The IMF official, speaking to reporters after the conference, also said it is likely the U.S. Federal Reserve took into account how its actions would affect the global economy when it said last week it would continue its yearslong program of buying billions of dollars in government bonds to help boost the U.S. economy.
Most market observers expected the Fed to begin to taper its bond-buying, given that the central bank had previously suggested this was its plan as long as the U.S. economy continued to display a firm recovery path. The Fed’s surprising move to back off on the tapering led some to speculate that its decision-making also took into account how a reduction in bond-buying might affect countries outside the U.S. that were hurt when the Fed first began talking about its plans a few months ago.
“The Fed’s monetary policy responds first and foremost to developments in the U.S. economy, even if, as Chairman [Ben] Bernanke recently said, they watch global developments carefully,” Mr. Werner said. He added that while the IMF supports the idea that the Fed would consider how its decisions impact global markets, it didn’t lobby or try to pressure the Fed in closed-door meetings to keep the bond-buying program at full throttle to support emerging markets that suffered when the Fed began talking about possible tapering several months ago.
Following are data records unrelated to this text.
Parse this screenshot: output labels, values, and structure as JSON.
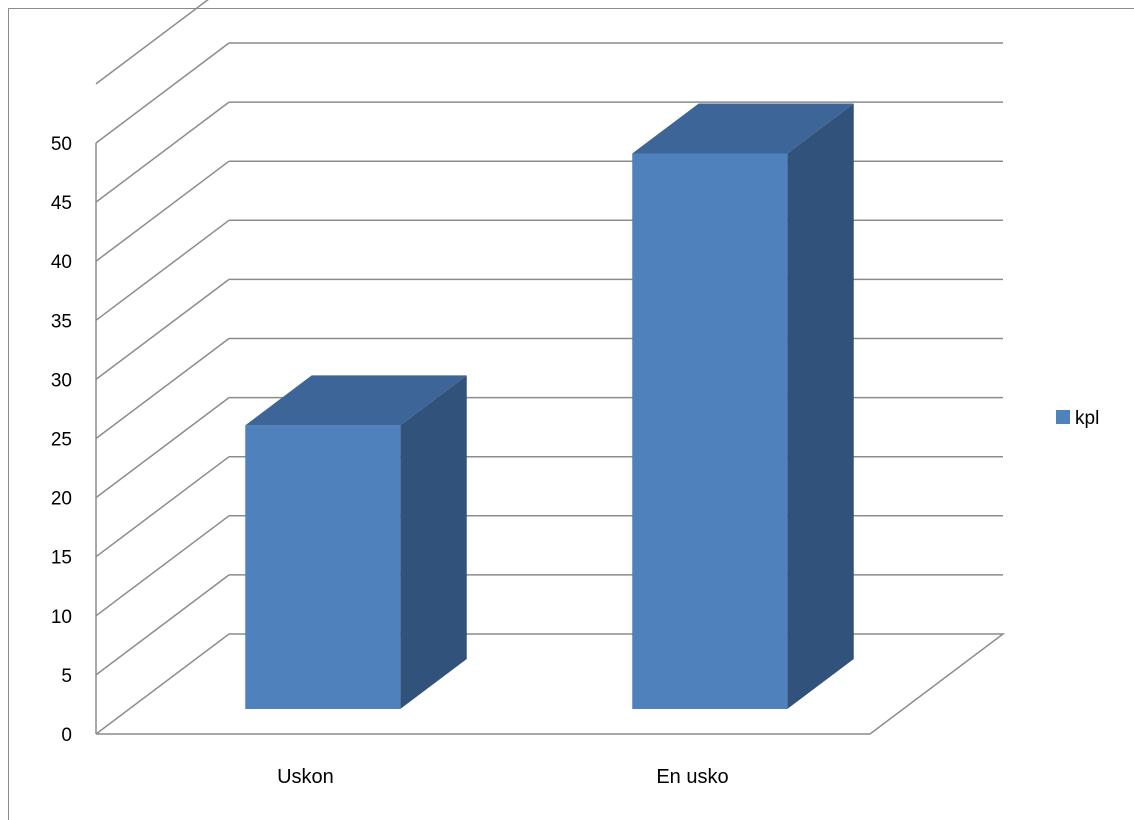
{
  "chart_data": {
    "type": "bar",
    "categories": [
      "Uskon",
      "En usko"
    ],
    "series": [
      {
        "name": "kpl",
        "values": [
          24,
          47
        ],
        "color": "#4f81bd"
      }
    ],
    "ylim": [
      0,
      50
    ],
    "y_ticks": [
      0,
      5,
      10,
      15,
      20,
      25,
      30,
      35,
      40,
      45,
      50
    ],
    "title": "",
    "xlabel": "",
    "ylabel": "",
    "grid": true,
    "projection": "3d-column",
    "legend_position": "right",
    "colors": {
      "bar_front": "#4f81bd",
      "bar_side": "#31527b",
      "bar_top": "#3e6598",
      "grid": "#8c8c8c",
      "frame": "#8c8c8c"
    }
  }
}
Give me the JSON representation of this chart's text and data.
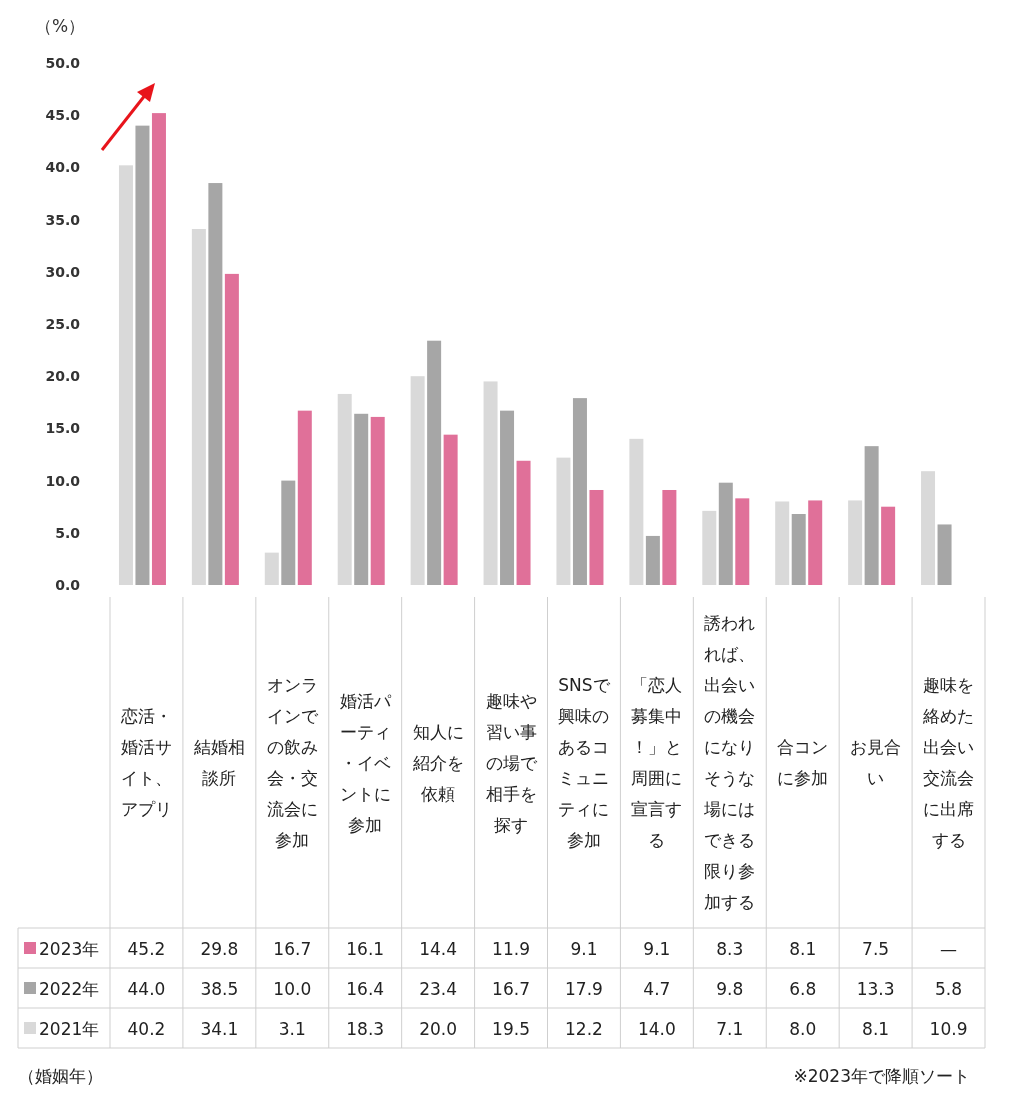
{
  "chart_data": {
    "type": "bar",
    "ylabel": "（%）",
    "ylim": [
      0,
      50
    ],
    "yticks": [
      {
        "value": 0,
        "label": "0.0"
      },
      {
        "value": 5,
        "label": "5.0"
      },
      {
        "value": 10,
        "label": "10.0"
      },
      {
        "value": 15,
        "label": "15.0"
      },
      {
        "value": 20,
        "label": "20.0"
      },
      {
        "value": 25,
        "label": "25.0"
      },
      {
        "value": 30,
        "label": "30.0"
      },
      {
        "value": 35,
        "label": "35.0"
      },
      {
        "value": 40,
        "label": "40.0"
      },
      {
        "value": 45,
        "label": "45.0"
      },
      {
        "value": 50,
        "label": "50.0"
      }
    ],
    "categories": [
      "恋活・婚活サイト、アプリ",
      "結婚相談所",
      "オンラインでの飲み会・交流会に参加",
      "婚活パーティ・イベントに参加",
      "知人に紹介を依頼",
      "趣味や習い事の場で相手を探す",
      "SNSで興味のあるコミュニティに参加",
      "「恋人募集中！」と周囲に宣言する",
      "誘われれば、出会いの機会になりそうな場にはできる限り参加する",
      "合コンに参加",
      "お見合い",
      "趣味を絡めた出会い交流会に出席する"
    ],
    "series": [
      {
        "name": "2021年",
        "color": "#d9d9d9",
        "values": [
          40.2,
          34.1,
          3.1,
          18.3,
          20.0,
          19.5,
          12.2,
          14.0,
          7.1,
          8.0,
          8.1,
          10.9
        ],
        "value_labels": [
          "40.2",
          "34.1",
          "3.1",
          "18.3",
          "20.0",
          "19.5",
          "12.2",
          "14.0",
          "7.1",
          "8.0",
          "8.1",
          "10.9"
        ]
      },
      {
        "name": "2022年",
        "color": "#a6a6a6",
        "values": [
          44.0,
          38.5,
          10.0,
          16.4,
          23.4,
          16.7,
          17.9,
          4.7,
          9.8,
          6.8,
          13.3,
          5.8
        ],
        "value_labels": [
          "44.0",
          "38.5",
          "10.0",
          "16.4",
          "23.4",
          "16.7",
          "17.9",
          "4.7",
          "9.8",
          "6.8",
          "13.3",
          "5.8"
        ]
      },
      {
        "name": "2023年",
        "color": "#e07099",
        "values": [
          45.2,
          29.8,
          16.7,
          16.1,
          14.4,
          11.9,
          9.1,
          9.1,
          8.3,
          8.1,
          7.5,
          null
        ],
        "value_labels": [
          "45.2",
          "29.8",
          "16.7",
          "16.1",
          "14.4",
          "11.9",
          "9.1",
          "9.1",
          "8.3",
          "8.1",
          "7.5",
          "—"
        ]
      }
    ],
    "legend": "bottom",
    "annotations": [
      "（婚姻年）",
      "※2023年で降順ソート"
    ]
  }
}
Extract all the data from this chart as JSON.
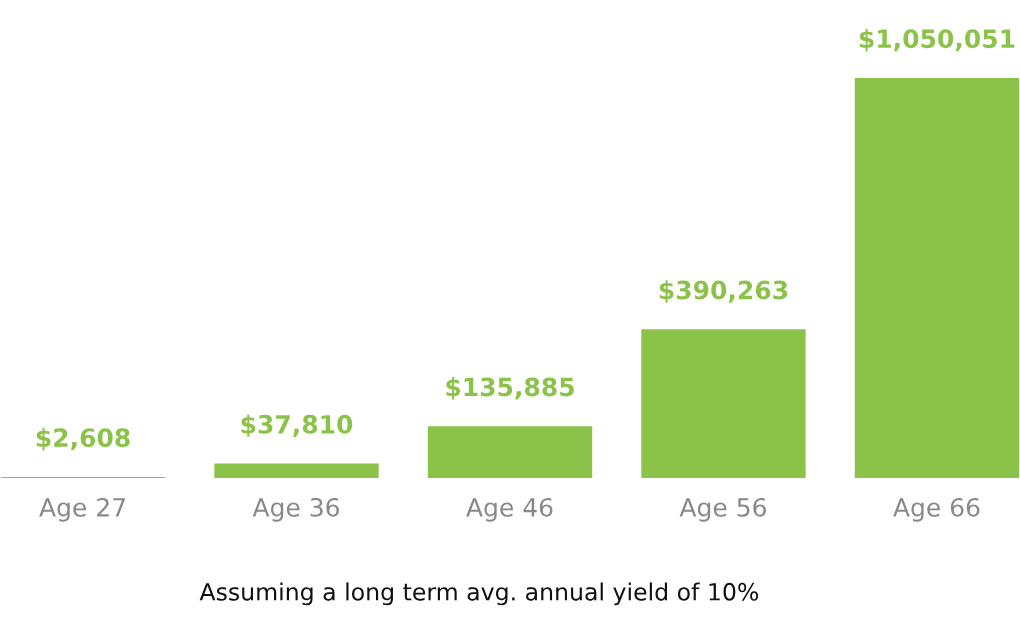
{
  "chart_data": {
    "type": "bar",
    "categories": [
      "Age 27",
      "Age 36",
      "Age 46",
      "Age 56",
      "Age 66"
    ],
    "values": [
      2608,
      37810,
      135885,
      390263,
      1050051
    ],
    "value_labels": [
      "$2,608",
      "$37,810",
      "$135,885",
      "$390,263",
      "$1,050,051"
    ],
    "color": "#8bc34a",
    "annotations": [
      "Assuming a long term avg. annual yield of 10%"
    ],
    "grid": false
  }
}
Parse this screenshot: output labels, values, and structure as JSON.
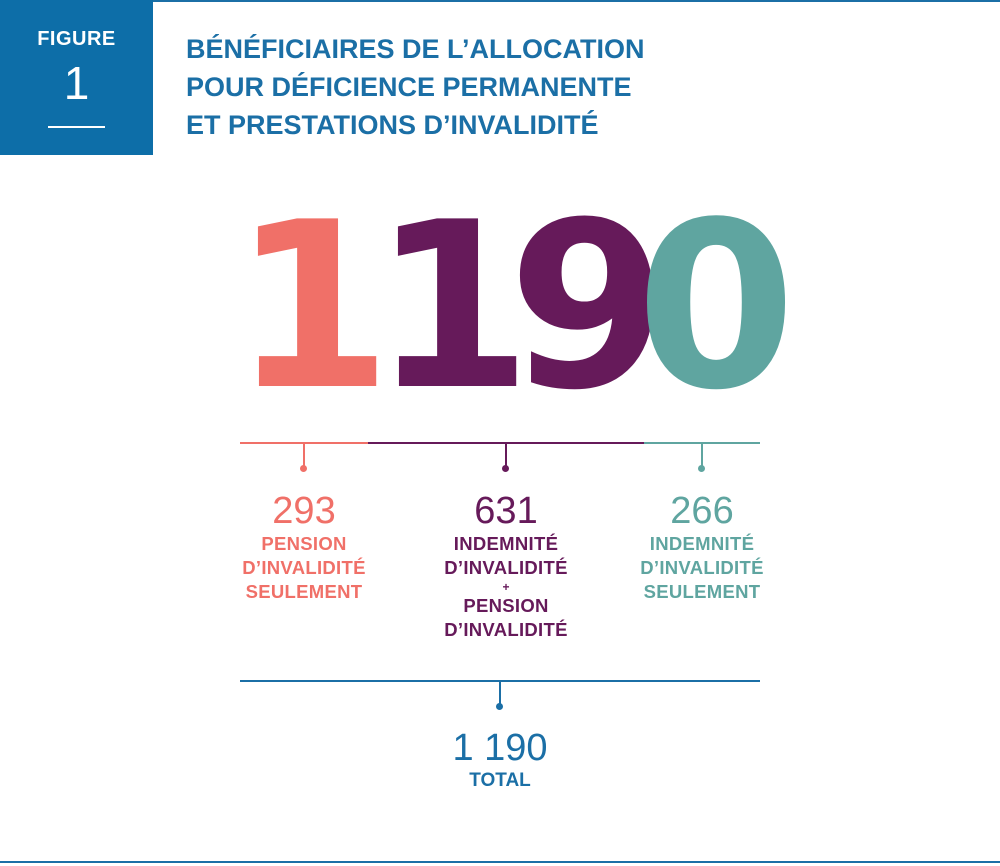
{
  "figure": {
    "label": "FIGURE",
    "number": "1",
    "title_lines": [
      "BÉNÉFICIAIRES DE L’ALLOCATION",
      "POUR DÉFICIENCE PERMANENTE",
      "ET PRESTATIONS D’INVALIDITÉ"
    ]
  },
  "big_number": {
    "digits": [
      "1",
      "1",
      "9",
      "0"
    ],
    "colors": [
      "#f07068",
      "#661a5a",
      "#661a5a",
      "#5fa5a0"
    ]
  },
  "segments": [
    {
      "value": "293",
      "label_lines": [
        "PENSION",
        "D’INVALIDITÉ",
        "SEULEMENT"
      ],
      "color": "#f07068"
    },
    {
      "value": "631",
      "label_lines": [
        "INDEMNITÉ",
        "D’INVALIDITÉ"
      ],
      "plus": "+",
      "label_lines_2": [
        "PENSION",
        "D’INVALIDITÉ"
      ],
      "color": "#661a5a"
    },
    {
      "value": "266",
      "label_lines": [
        "INDEMNITÉ",
        "D’INVALIDITÉ",
        "SEULEMENT"
      ],
      "color": "#5fa5a0"
    }
  ],
  "total": {
    "value": "1 190",
    "label": "TOTAL",
    "color": "#1b6fa6"
  }
}
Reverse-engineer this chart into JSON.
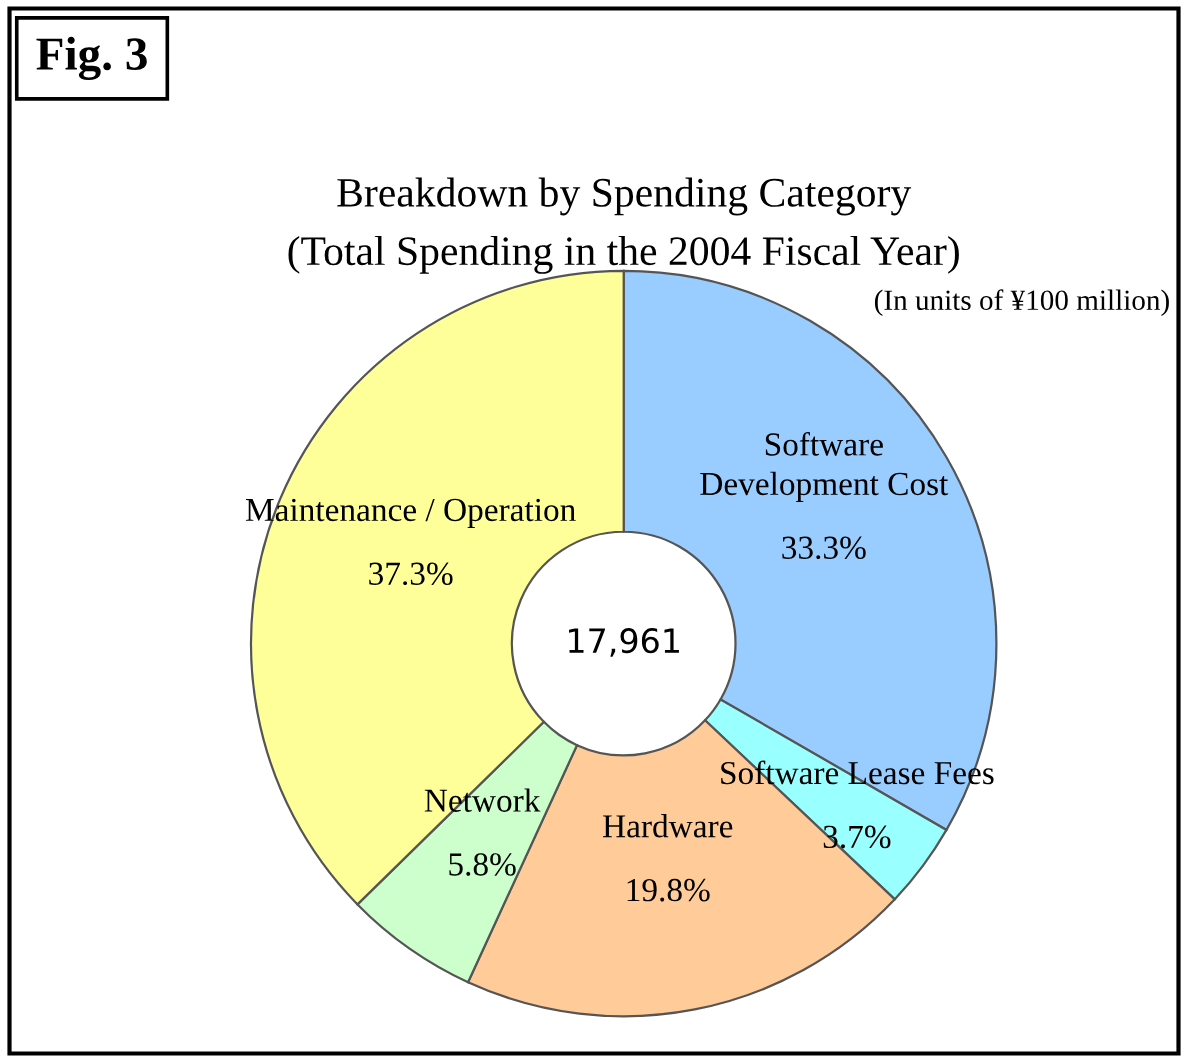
{
  "chart_data": {
    "type": "donut",
    "title": "Breakdown by Spending Category",
    "subtitle": "(Total Spending in the 2004 Fiscal Year)",
    "annotations": [
      "Fig. 3",
      "(In units of ¥100 million)",
      "17,961"
    ],
    "categories": [
      "Software\nDevelopment Cost",
      "Software Lease Fees",
      "Hardware",
      "Network",
      "Maintenance / Operation"
    ],
    "values": [
      33.3,
      3.7,
      19.8,
      5.8,
      37.3
    ],
    "value_labels": [
      "33.3%",
      "3.7%",
      "19.8%",
      "5.8%",
      "37.3%"
    ],
    "colors": [
      "#99ccff",
      "#99ffff",
      "#ffcc99",
      "#ccffcc",
      "#ffff99"
    ],
    "legend": false
  }
}
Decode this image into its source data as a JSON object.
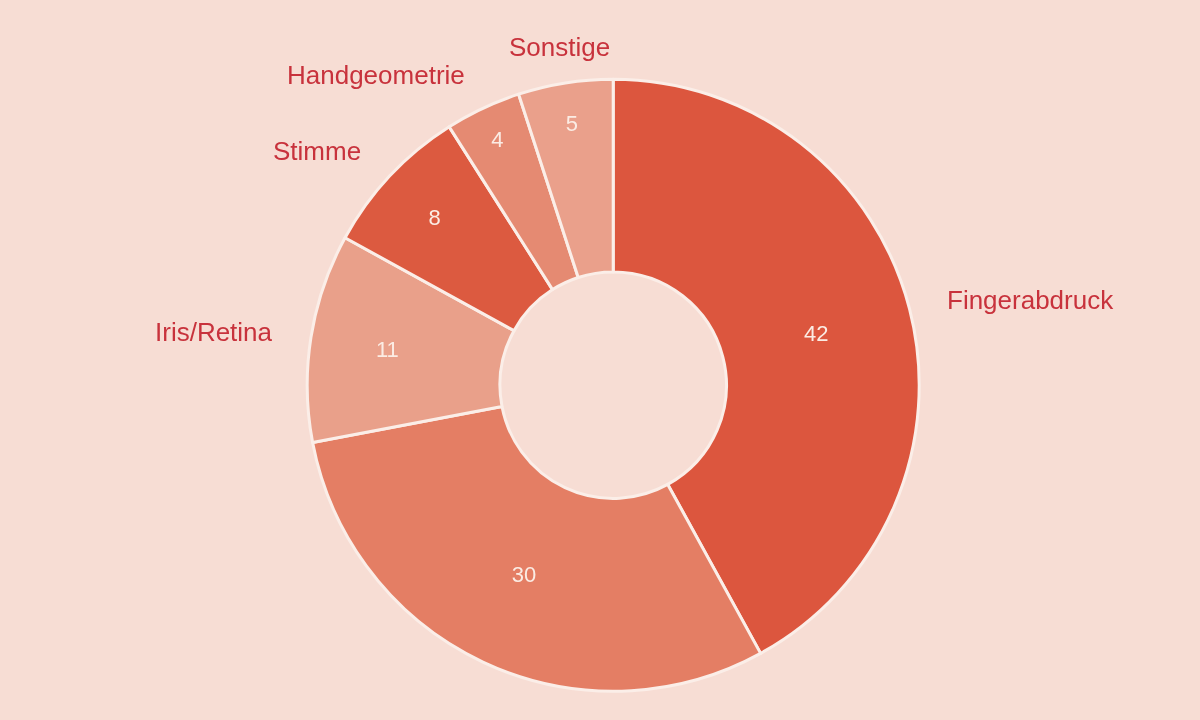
{
  "chart_data": {
    "type": "donut",
    "categories": [
      "Fingerabdruck",
      null,
      "Iris/Retina",
      "Stimme",
      "Handgeometrie",
      "Sonstige"
    ],
    "values": [
      42,
      30,
      11,
      8,
      4,
      5
    ],
    "colors": [
      "#dc563e",
      "#e47e64",
      "#e9a08a",
      "#dc5a40",
      "#e58a72",
      "#eaa08b"
    ],
    "data_labels": true
  }
}
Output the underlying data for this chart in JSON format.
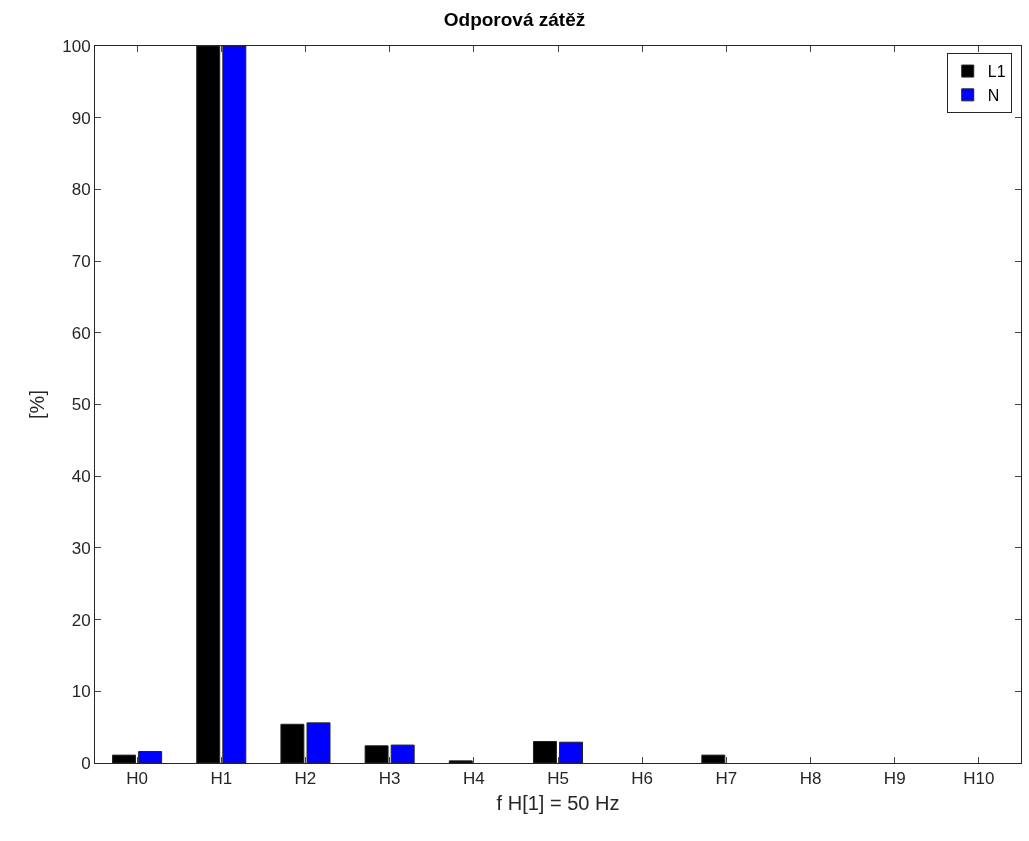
{
  "chart_data": {
    "type": "bar",
    "title": "Odporová zátěž",
    "xlabel": "f H[1] = 50 Hz",
    "ylabel": "[%]",
    "categories": [
      "H0",
      "H1",
      "H2",
      "H3",
      "H4",
      "H5",
      "H6",
      "H7",
      "H8",
      "H9",
      "H10"
    ],
    "series": [
      {
        "name": "L1",
        "color": "#000000",
        "values": [
          1.1,
          100,
          5.4,
          2.4,
          0.3,
          3.0,
          null,
          1.1,
          null,
          null,
          null
        ]
      },
      {
        "name": "N",
        "color": "#0000ff",
        "values": [
          1.6,
          100,
          5.6,
          2.5,
          null,
          2.9,
          null,
          null,
          null,
          null,
          null
        ]
      }
    ],
    "ylim": [
      0,
      100
    ],
    "yticks": [
      0,
      10,
      20,
      30,
      40,
      50,
      60,
      70,
      80,
      90,
      100
    ],
    "grid": false,
    "legend": "top right"
  }
}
The IMF official, who served as Mexico’s deputy finance minister from 2006 to 2010, pointed to disappointing gross domestic product growth in his homeland, Latin America’s second-largest economy after Brazil, as one reason the IMF plans to revise downward its 2013 regional growth forecast. Mexico’s government now expects its economy to grow just 1.8% this year compared with a 3.1% forecast in July.
Latin America enjoyed strong expansion over the past decade, averaging about 4.5%, compared with 2.8% in the 1980s and 1990s. This has allowed millions of people to pull themselves out of poverty and has driven unemployment rates to record lows.
But the bulk of those gains came from external factors, including a boom in demand and in prices of the commodities Latin America produces, such as coal, iron, soy, copper, gold and coffee. The prices for these raw materials have fallen sharply over the past year amid lower demand from China.
Latin American leaders have for decades acknowledged the need to find ways to build economies that could allow the region to maintain high growth rates on its own without relying on erratic commodity prices in global markets.
Mr. Werner said little has been achieved on that front. “The region still depends heavily on the prices of raw materials,” he said.
In Colombia, nearly 600,000 families rely on coffee farming as their only source of income, and prices for the fine arabica coffee beans they produce have plunged to a four-year low and are down 32% in the past 12 months. This drop has led to two major protests this year by coffee farmers who demanded to be compensated with higher government subsidies.
Colombia’s government relented and promised more subsidies.
But the IMF’s Mr. Werner warned that Latin American governments need to keep an eye on public spending as they seek solutions to the slowdown.
Latin America’s “fiscal situation is worse than before the [2008 financial] crisis,” Mr. Werner said, noting that current account deficits are widening.